Our current priority is a project called Site Manager. This is a Rails application and it's got a high test coverage. But more importantly, it's got Gherkin specifications for all the important features.
Why Gherkin? Because we are specifying the functionality from the point of view of the person operating the system. And I'm writing that specification in (formal) English - instead of starting out by thinking about database tables or data structures or algorithms. I just open a text editor, write out how I think it should work and worry about the implementation later.
Except now I don't need to worry about the implementation.
This week, my workflow has been:
- grab an issue from the queue
- write a Gherkin specification for it (or amend an existing specification)
- fire up Claude Code, select Opus as the model, and switch on "Plan Mode"
I give Claude a prompt that goes something like this:
Look at spec/features/some_functionality.feature - this describes a new feature that we need adding to the system.
Or
Look at spec/features/some_functionality.feature - this describes a change to the existing functionality in the system - you can use
git diffto see how it has changed.
The next part is really important:
I reckon making this change will involve modifying these files - app/models/site.rb, app/models/staff_member.rb, app/models/staff_member_attendance.rb - and will require new end points adding that follow a similar pattern to the existing ones in config/routes.rb and app/controllers/staff_members_controller.rb.
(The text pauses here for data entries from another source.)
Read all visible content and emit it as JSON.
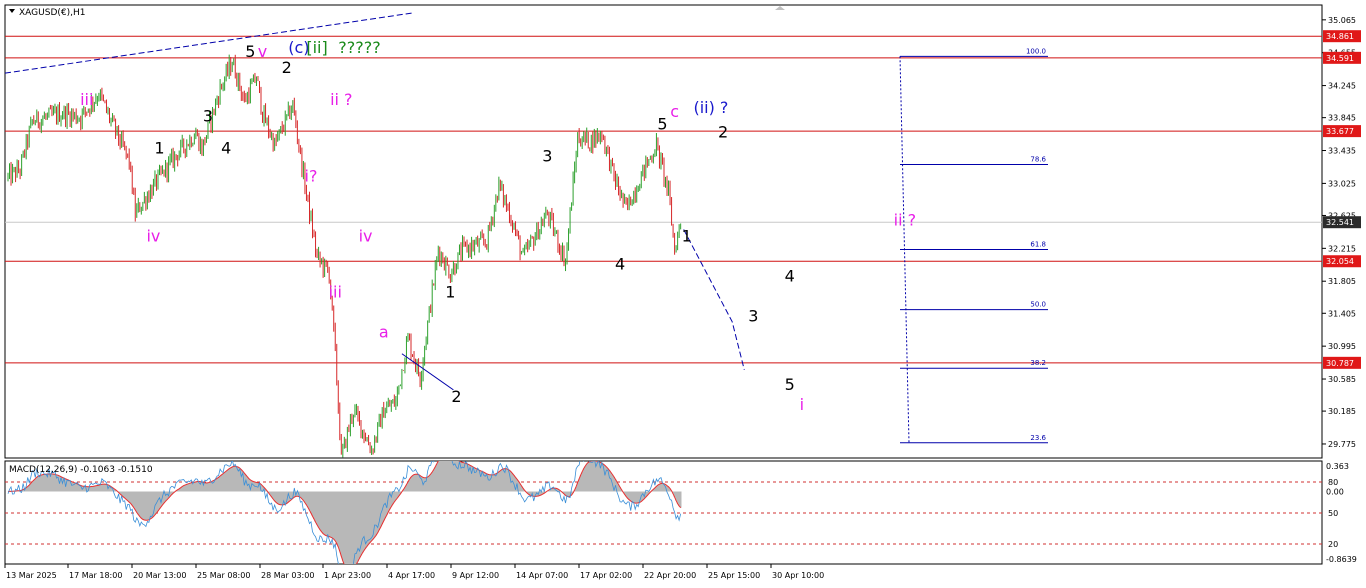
{
  "header": {
    "symbol_label": "XAGUSD(€),H1",
    "menu_icon": "triangle-down-icon"
  },
  "colors": {
    "background": "#ffffff",
    "candle_up": "#2ca02c",
    "candle_down": "#d62728",
    "hline": "#d01010",
    "fib": "#0000aa",
    "wave_black": "#000000",
    "wave_magenta": "#e81fe8",
    "wave_blue": "#1a1acc",
    "wave_green": "#1a8a1a",
    "macd_hist": "#b8b8b8",
    "macd_signal": "#e83030",
    "macd_line": "#3a8fd8",
    "price_tag_bg": "#e01818",
    "current_tag_bg": "#2b2b2b"
  },
  "chart_data": [
    {
      "type": "candlestick",
      "symbol": "XAGUSD(€)",
      "timeframe": "H1",
      "ylim": [
        29.6,
        35.25
      ],
      "y_ticks": [
        "35.065",
        "34.655",
        "34.245",
        "33.845",
        "33.435",
        "33.025",
        "32.625",
        "32.215",
        "31.805",
        "31.405",
        "30.995",
        "30.585",
        "30.185",
        "29.775"
      ],
      "x_ticks": [
        "13 Mar 2025",
        "17 Mar 18:00",
        "20 Mar 13:00",
        "25 Mar 08:00",
        "28 Mar 03:00",
        "1 Apr 23:00",
        "4 Apr 17:00",
        "9 Apr 12:00",
        "14 Apr 07:00",
        "17 Apr 02:00",
        "22 Apr 20:00",
        "25 Apr 15:00",
        "30 Apr 10:00"
      ],
      "price_path": [
        {
          "t": 0,
          "p": 33.1
        },
        {
          "t": 2,
          "p": 33.2
        },
        {
          "t": 4,
          "p": 33.8
        },
        {
          "t": 9,
          "p": 33.9
        },
        {
          "t": 12,
          "p": 33.85
        },
        {
          "t": 15,
          "p": 34.15
        },
        {
          "t": 17,
          "p": 33.8
        },
        {
          "t": 20,
          "p": 33.3
        },
        {
          "t": 21,
          "p": 32.65
        },
        {
          "t": 25,
          "p": 33.1
        },
        {
          "t": 28,
          "p": 33.4
        },
        {
          "t": 31,
          "p": 33.65
        },
        {
          "t": 32,
          "p": 33.45
        },
        {
          "t": 35,
          "p": 34.2
        },
        {
          "t": 37,
          "p": 34.55
        },
        {
          "t": 39,
          "p": 34.05
        },
        {
          "t": 41,
          "p": 34.35
        },
        {
          "t": 42,
          "p": 33.9
        },
        {
          "t": 44,
          "p": 33.5
        },
        {
          "t": 47,
          "p": 34.0
        },
        {
          "t": 49,
          "p": 33.0
        },
        {
          "t": 51,
          "p": 32.1
        },
        {
          "t": 53,
          "p": 31.9
        },
        {
          "t": 54,
          "p": 30.9
        },
        {
          "t": 55,
          "p": 29.6
        },
        {
          "t": 57,
          "p": 30.2
        },
        {
          "t": 60,
          "p": 29.7
        },
        {
          "t": 62,
          "p": 30.2
        },
        {
          "t": 64,
          "p": 30.3
        },
        {
          "t": 66,
          "p": 31.1
        },
        {
          "t": 68,
          "p": 30.6
        },
        {
          "t": 71,
          "p": 32.2
        },
        {
          "t": 73,
          "p": 31.9
        },
        {
          "t": 75,
          "p": 32.2
        },
        {
          "t": 79,
          "p": 32.3
        },
        {
          "t": 81,
          "p": 33.0
        },
        {
          "t": 83,
          "p": 32.6
        },
        {
          "t": 85,
          "p": 32.1
        },
        {
          "t": 89,
          "p": 32.65
        },
        {
          "t": 92,
          "p": 32.05
        },
        {
          "t": 94,
          "p": 33.6
        },
        {
          "t": 96,
          "p": 33.55
        },
        {
          "t": 98,
          "p": 33.65
        },
        {
          "t": 100,
          "p": 33.1
        },
        {
          "t": 102,
          "p": 32.7
        },
        {
          "t": 105,
          "p": 33.2
        },
        {
          "t": 107,
          "p": 33.5
        },
        {
          "t": 109,
          "p": 32.9
        },
        {
          "t": 110,
          "p": 32.2
        },
        {
          "t": 111,
          "p": 32.54
        }
      ],
      "series": [
        {
          "name": "MACD(12,26,9)",
          "values": [
            -0.1063
          ]
        },
        {
          "name": "Signal",
          "values": [
            -0.151
          ]
        }
      ],
      "macd_axis": [
        "0.363",
        "0.00",
        "-0.8639"
      ],
      "macd_reference_levels": [
        "80",
        "50",
        "20"
      ],
      "horizontal_lines": [
        {
          "price": 34.861,
          "label": "34.861"
        },
        {
          "price": 34.591,
          "label": "34.591"
        },
        {
          "price": 33.677,
          "label": "33.677"
        },
        {
          "price": 32.054,
          "label": "32.054"
        },
        {
          "price": 30.787,
          "label": "30.787"
        }
      ],
      "current_price": {
        "price": 32.541,
        "label": "32.541"
      },
      "fibonacci": [
        {
          "level": "100.0",
          "price": 34.61
        },
        {
          "level": "78.6",
          "price": 33.26
        },
        {
          "level": "61.8",
          "price": 32.2
        },
        {
          "level": "50.0",
          "price": 31.45
        },
        {
          "level": "38.2",
          "price": 30.72
        },
        {
          "level": "23.6",
          "price": 29.79
        }
      ],
      "wave_labels": [
        {
          "text": "iii",
          "t": 13,
          "p": 34.0,
          "color": "magenta"
        },
        {
          "text": "1",
          "t": 25,
          "p": 33.4,
          "color": "black"
        },
        {
          "text": "iv",
          "t": 24,
          "p": 32.3,
          "color": "magenta"
        },
        {
          "text": "3",
          "t": 33,
          "p": 33.8,
          "color": "black"
        },
        {
          "text": "4",
          "t": 36,
          "p": 33.4,
          "color": "black"
        },
        {
          "text": "5",
          "t": 40,
          "p": 34.6,
          "color": "black"
        },
        {
          "text": "v",
          "t": 42,
          "p": 34.6,
          "color": "magenta"
        },
        {
          "text": "2",
          "t": 46,
          "p": 34.4,
          "color": "black"
        },
        {
          "text": "(c)",
          "t": 48,
          "p": 34.65,
          "color": "blue"
        },
        {
          "text": "[ii]",
          "t": 51,
          "p": 34.65,
          "color": "green"
        },
        {
          "text": "?????",
          "t": 58,
          "p": 34.65,
          "color": "green"
        },
        {
          "text": "ii ?",
          "t": 55,
          "p": 34.0,
          "color": "magenta"
        },
        {
          "text": "i?",
          "t": 50,
          "p": 33.05,
          "color": "magenta"
        },
        {
          "text": "iv",
          "t": 59,
          "p": 32.3,
          "color": "magenta"
        },
        {
          "text": "iii",
          "t": 54,
          "p": 31.6,
          "color": "magenta"
        },
        {
          "text": "a",
          "t": 62,
          "p": 31.1,
          "color": "magenta"
        },
        {
          "text": "1",
          "t": 73,
          "p": 31.6,
          "color": "black"
        },
        {
          "text": "2",
          "t": 74,
          "p": 30.3,
          "color": "black"
        },
        {
          "text": "3",
          "t": 89,
          "p": 33.3,
          "color": "black"
        },
        {
          "text": "4",
          "t": 101,
          "p": 31.95,
          "color": "black"
        },
        {
          "text": "5",
          "t": 108,
          "p": 33.7,
          "color": "black"
        },
        {
          "text": "c",
          "t": 110,
          "p": 33.85,
          "color": "magenta"
        },
        {
          "text": "(ii) ?",
          "t": 116,
          "p": 33.9,
          "color": "blue"
        },
        {
          "text": "1",
          "t": 112,
          "p": 32.3,
          "color": "black"
        },
        {
          "text": "2",
          "t": 118,
          "p": 33.6,
          "color": "black"
        },
        {
          "text": "ii ?",
          "t": 148,
          "p": 32.5,
          "color": "magenta"
        },
        {
          "text": "4",
          "t": 129,
          "p": 31.8,
          "color": "black"
        },
        {
          "text": "3",
          "t": 123,
          "p": 31.3,
          "color": "black"
        },
        {
          "text": "5",
          "t": 129,
          "p": 30.45,
          "color": "black"
        },
        {
          "text": "i",
          "t": 131,
          "p": 30.2,
          "color": "magenta"
        }
      ]
    }
  ]
}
Finally we'll also need to amend the admin-only configuration editor at app/controllers/account_configuration_controller.rb and add a Javascript configuration editor - similar to app/javascript/components/configuration/incident_report_editor.js.
Finally:
Read the specification, look at the files and then write a plan for implementing this feature. If you are unsure about anything, or there are potentially multiple ways of proceeding, ask me for advice.
Claude then reads those files and, usually, starts reading a load of related files as well. Then it starts writing out a plan - stopping to ask me questions if it needs to.
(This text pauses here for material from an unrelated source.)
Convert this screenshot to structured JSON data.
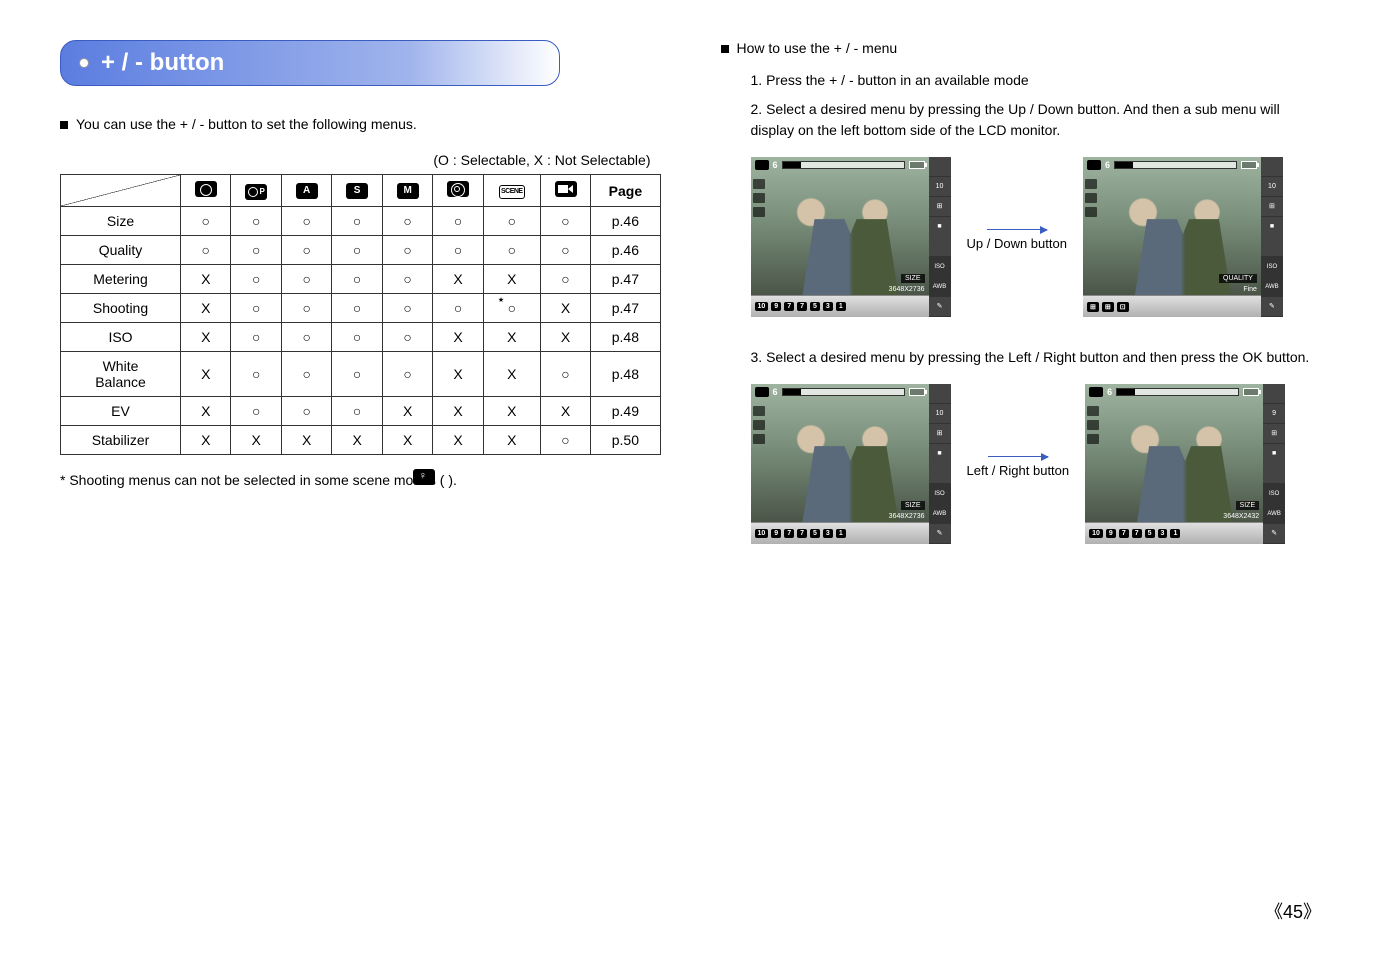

This step generally takes a bit of time - up to around ten minutes - and I need to sit and watch what it's doing - both because it might ask me questions, but also because I might need to interrupt it if I think it has missed something important or is heading in the wrong direction.
But when it's done, it presents me with its plan. So far, this is pretty much the same as what I was doing last year.
The difference is that now, Opus 4.6 is so good at code, I can trust it to implement the plan it has written. If I agree with the plan, I will almost certainly agree with the code. With one caveat - I need to be sure that the user interface is correct and matches the patterns used elsewhere in the application.
And this is where using Gherkin specifications helps again.
Gherkin breaks the functionality down into steps. Each step is mapped to ruby code that drives a browser, following links, filling out fields and clicking buttons.
So, inspired by Showboat and Rodney, I've added a hook into each step that saves a screenshot. Turnip (the runtime I'm using for my Gherkin specs) generates a markdown file, with a section for each scenario, then a line for each step, with the screenshot embedded alongside it.

So Claude goes away, writing its code[2], including tests for each thing it does (much more comprehensive that I would do by hand) - and as it runs its specs, checking it hasn't broken anything, I get a document showing exactly how the feature works and what it looks like, step by step.
This makes the code review an absolute breeze.
I just need to have a brief look at the steps file to make sure it's actually testing for the correct outcomes. And then I look at the feature document and make sure that the user interface looks the part.

Once those are done, I know the feature is good enough to ship - so I merge the PR and can move on to the next thing.